ノスフェラトゥ(ヴェルナー・ヘルツォーク)

 前々から観たいと思っていたので、アマゾンプライムありがとうと思いました。派手に宣伝はしていないけど、こういう「ロバート・エガース版の公開を機にラインナップしようかな」みたいな時機に連動した配慮が時々あるので嬉しいですね。

 それはさておき、実際見てみると、雰囲気映画だったな、という印象でした。この辺りから2000年代初頭くらいまで、所謂ミニシアター系とされるような作品は割とこういう感じで。古くはヌーヴェル・ヴァーグやニュー・ジャーマン・シネマはゆったりとしたテンポと画力で「趣旨はわかるよな!」とねじ伏せるような映画が多いですよね。(正にヘルツォークはそこに名を連ねる代表格な訳ですが。『バッド・ルーテナント』のリメイクは普通の話法だったけれど。)
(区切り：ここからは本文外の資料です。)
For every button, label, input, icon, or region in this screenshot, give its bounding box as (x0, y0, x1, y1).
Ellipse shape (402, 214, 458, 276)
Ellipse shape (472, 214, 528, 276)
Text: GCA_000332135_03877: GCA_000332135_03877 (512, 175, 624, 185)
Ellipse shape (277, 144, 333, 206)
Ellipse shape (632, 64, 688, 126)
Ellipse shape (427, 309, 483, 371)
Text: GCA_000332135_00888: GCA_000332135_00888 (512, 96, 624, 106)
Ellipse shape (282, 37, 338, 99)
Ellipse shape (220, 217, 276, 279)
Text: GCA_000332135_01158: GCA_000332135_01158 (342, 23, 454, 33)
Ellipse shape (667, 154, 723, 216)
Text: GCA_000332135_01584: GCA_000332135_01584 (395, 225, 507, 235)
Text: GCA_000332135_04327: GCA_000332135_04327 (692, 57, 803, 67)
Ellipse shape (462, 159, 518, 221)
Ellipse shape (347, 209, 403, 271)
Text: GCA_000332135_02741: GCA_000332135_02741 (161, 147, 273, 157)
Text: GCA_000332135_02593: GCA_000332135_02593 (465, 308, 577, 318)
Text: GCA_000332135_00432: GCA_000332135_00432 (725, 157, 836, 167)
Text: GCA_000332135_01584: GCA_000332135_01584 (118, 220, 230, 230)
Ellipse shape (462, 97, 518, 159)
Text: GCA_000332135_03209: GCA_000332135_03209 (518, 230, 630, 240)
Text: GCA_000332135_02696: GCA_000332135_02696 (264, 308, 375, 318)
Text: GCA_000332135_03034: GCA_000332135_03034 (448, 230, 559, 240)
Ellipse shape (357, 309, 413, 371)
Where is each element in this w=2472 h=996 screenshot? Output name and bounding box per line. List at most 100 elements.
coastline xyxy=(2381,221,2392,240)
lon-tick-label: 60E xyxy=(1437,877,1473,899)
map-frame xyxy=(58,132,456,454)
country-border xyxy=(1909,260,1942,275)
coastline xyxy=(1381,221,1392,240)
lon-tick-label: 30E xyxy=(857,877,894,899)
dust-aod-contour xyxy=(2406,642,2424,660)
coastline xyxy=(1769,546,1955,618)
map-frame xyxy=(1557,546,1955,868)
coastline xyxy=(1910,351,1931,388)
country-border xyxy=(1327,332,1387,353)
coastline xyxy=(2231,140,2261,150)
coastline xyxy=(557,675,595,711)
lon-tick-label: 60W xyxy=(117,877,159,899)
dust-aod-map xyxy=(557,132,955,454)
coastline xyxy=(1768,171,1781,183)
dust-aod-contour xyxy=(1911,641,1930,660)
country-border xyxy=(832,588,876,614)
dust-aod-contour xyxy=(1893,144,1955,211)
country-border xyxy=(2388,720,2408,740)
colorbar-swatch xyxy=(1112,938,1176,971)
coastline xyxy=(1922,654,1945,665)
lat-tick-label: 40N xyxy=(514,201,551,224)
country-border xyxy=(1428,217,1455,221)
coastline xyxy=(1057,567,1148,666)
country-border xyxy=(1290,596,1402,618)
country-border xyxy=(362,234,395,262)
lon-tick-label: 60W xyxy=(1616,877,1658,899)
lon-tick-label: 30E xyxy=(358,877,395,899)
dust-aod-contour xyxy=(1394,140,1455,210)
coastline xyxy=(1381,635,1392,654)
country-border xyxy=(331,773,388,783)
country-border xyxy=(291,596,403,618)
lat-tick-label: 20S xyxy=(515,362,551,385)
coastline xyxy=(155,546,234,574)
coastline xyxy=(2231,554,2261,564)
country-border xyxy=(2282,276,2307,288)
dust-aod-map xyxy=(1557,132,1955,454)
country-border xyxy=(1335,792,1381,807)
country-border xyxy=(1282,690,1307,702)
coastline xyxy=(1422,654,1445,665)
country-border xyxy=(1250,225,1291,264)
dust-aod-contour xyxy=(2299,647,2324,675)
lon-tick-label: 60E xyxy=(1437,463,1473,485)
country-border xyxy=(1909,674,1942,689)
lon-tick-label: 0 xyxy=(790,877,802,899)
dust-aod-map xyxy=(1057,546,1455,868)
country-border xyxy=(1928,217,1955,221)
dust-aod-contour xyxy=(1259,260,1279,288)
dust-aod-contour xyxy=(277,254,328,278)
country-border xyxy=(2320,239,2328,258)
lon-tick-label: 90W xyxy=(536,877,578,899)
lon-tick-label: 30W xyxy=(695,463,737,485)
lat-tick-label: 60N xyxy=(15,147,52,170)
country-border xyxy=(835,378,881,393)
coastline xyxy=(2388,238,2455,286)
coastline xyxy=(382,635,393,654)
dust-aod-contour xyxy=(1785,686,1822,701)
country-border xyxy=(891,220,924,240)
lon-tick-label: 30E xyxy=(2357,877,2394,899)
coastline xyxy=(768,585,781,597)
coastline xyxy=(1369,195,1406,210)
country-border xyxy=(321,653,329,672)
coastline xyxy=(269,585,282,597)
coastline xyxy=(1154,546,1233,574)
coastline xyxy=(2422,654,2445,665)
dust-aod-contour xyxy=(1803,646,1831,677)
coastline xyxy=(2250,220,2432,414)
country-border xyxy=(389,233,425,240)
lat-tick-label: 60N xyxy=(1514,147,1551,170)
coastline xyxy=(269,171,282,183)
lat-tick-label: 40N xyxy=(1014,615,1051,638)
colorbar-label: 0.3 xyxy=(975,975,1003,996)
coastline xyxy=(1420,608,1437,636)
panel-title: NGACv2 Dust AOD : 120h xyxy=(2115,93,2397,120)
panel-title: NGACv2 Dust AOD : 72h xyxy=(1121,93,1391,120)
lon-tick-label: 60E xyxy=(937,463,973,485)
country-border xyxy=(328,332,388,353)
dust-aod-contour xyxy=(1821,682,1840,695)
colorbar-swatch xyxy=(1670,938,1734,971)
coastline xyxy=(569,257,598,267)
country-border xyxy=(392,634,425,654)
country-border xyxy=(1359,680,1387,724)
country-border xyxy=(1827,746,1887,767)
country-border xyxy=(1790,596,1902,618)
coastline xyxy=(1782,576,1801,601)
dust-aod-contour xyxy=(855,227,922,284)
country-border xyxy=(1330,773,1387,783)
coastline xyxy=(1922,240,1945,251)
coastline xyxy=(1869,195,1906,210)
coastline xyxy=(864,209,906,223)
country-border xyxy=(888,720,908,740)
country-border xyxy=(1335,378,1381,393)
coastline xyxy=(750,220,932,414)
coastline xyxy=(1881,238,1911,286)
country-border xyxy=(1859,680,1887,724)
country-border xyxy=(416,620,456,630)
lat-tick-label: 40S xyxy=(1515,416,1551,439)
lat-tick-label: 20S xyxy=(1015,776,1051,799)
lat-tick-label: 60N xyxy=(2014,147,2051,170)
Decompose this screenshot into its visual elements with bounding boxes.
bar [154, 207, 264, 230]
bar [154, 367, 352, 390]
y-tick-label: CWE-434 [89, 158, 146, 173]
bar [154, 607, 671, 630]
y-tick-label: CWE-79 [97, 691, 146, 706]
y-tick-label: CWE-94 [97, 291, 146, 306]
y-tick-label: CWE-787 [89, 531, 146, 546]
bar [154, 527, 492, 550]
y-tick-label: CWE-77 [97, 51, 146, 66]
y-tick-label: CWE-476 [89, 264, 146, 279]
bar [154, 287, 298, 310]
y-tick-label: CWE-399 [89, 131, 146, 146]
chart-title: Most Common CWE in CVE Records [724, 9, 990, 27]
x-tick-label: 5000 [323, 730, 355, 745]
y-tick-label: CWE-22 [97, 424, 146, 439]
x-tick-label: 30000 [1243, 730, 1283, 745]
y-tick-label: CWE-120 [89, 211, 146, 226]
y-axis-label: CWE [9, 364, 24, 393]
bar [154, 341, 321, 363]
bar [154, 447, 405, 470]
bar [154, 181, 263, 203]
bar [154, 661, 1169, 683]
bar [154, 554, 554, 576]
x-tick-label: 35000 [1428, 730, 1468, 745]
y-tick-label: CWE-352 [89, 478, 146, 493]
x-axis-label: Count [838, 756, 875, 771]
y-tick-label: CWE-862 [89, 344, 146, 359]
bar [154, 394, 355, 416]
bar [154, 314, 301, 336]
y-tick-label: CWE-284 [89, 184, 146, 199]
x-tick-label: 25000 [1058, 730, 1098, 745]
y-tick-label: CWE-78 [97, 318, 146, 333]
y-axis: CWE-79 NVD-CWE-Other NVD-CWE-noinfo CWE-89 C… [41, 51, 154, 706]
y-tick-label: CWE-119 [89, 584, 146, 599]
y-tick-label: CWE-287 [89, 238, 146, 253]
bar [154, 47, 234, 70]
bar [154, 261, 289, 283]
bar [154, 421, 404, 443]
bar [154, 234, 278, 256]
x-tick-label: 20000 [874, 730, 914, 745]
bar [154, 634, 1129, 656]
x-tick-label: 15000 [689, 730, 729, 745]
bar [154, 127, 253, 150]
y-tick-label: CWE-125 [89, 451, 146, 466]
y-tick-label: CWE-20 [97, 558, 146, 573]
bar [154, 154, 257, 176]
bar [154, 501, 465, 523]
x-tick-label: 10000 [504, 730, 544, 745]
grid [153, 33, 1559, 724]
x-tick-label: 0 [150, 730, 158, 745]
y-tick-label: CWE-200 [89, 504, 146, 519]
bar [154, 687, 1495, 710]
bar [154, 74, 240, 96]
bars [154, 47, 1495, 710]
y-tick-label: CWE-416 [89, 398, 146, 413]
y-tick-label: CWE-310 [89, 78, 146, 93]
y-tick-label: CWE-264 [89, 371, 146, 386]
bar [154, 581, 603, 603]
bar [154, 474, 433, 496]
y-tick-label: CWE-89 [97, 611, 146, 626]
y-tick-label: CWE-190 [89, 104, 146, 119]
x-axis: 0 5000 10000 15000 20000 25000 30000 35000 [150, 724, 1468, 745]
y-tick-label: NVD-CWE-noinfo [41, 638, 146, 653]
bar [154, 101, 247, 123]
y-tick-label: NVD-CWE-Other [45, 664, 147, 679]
 率直な感想としては、ホラーとしてはかったるいところもあるけれど、イザベル・アジャーニの顔芸とローラン・トポールの奇人ぶり、ネズミの大群の不穏さという物理的な力で圧倒してくる映画だな、と思いました。意外とキンスキー演じるドラキュラはそれほどでもなかったかな(とはいえ、いきなりあんな人が廃城から出てきたら僕ならすぐさま帰るけど)。

 特に怖いことは起こっていないのに、必要以上に「ヒイッ!!!」というリアクションをアジャーニがするから逆にエッ?とビビってしまう逆転現象。貧乏くさい城のロケ撮影。ニューシネマらしいドサッと投げ出すようなネズミと街の画の生々しさ。そしてなんといってもトポールの痙攣的な演技。あんなのが雇い主なら耐えられないと思うのだけど…ところでトポールって、『ファンタスティック・プラネット』の原案とイラストのトポールだったんですね。ネットで調べたら数奇な運命を辿った人らしいのですが、それにしても幅が広いなあと感心しました。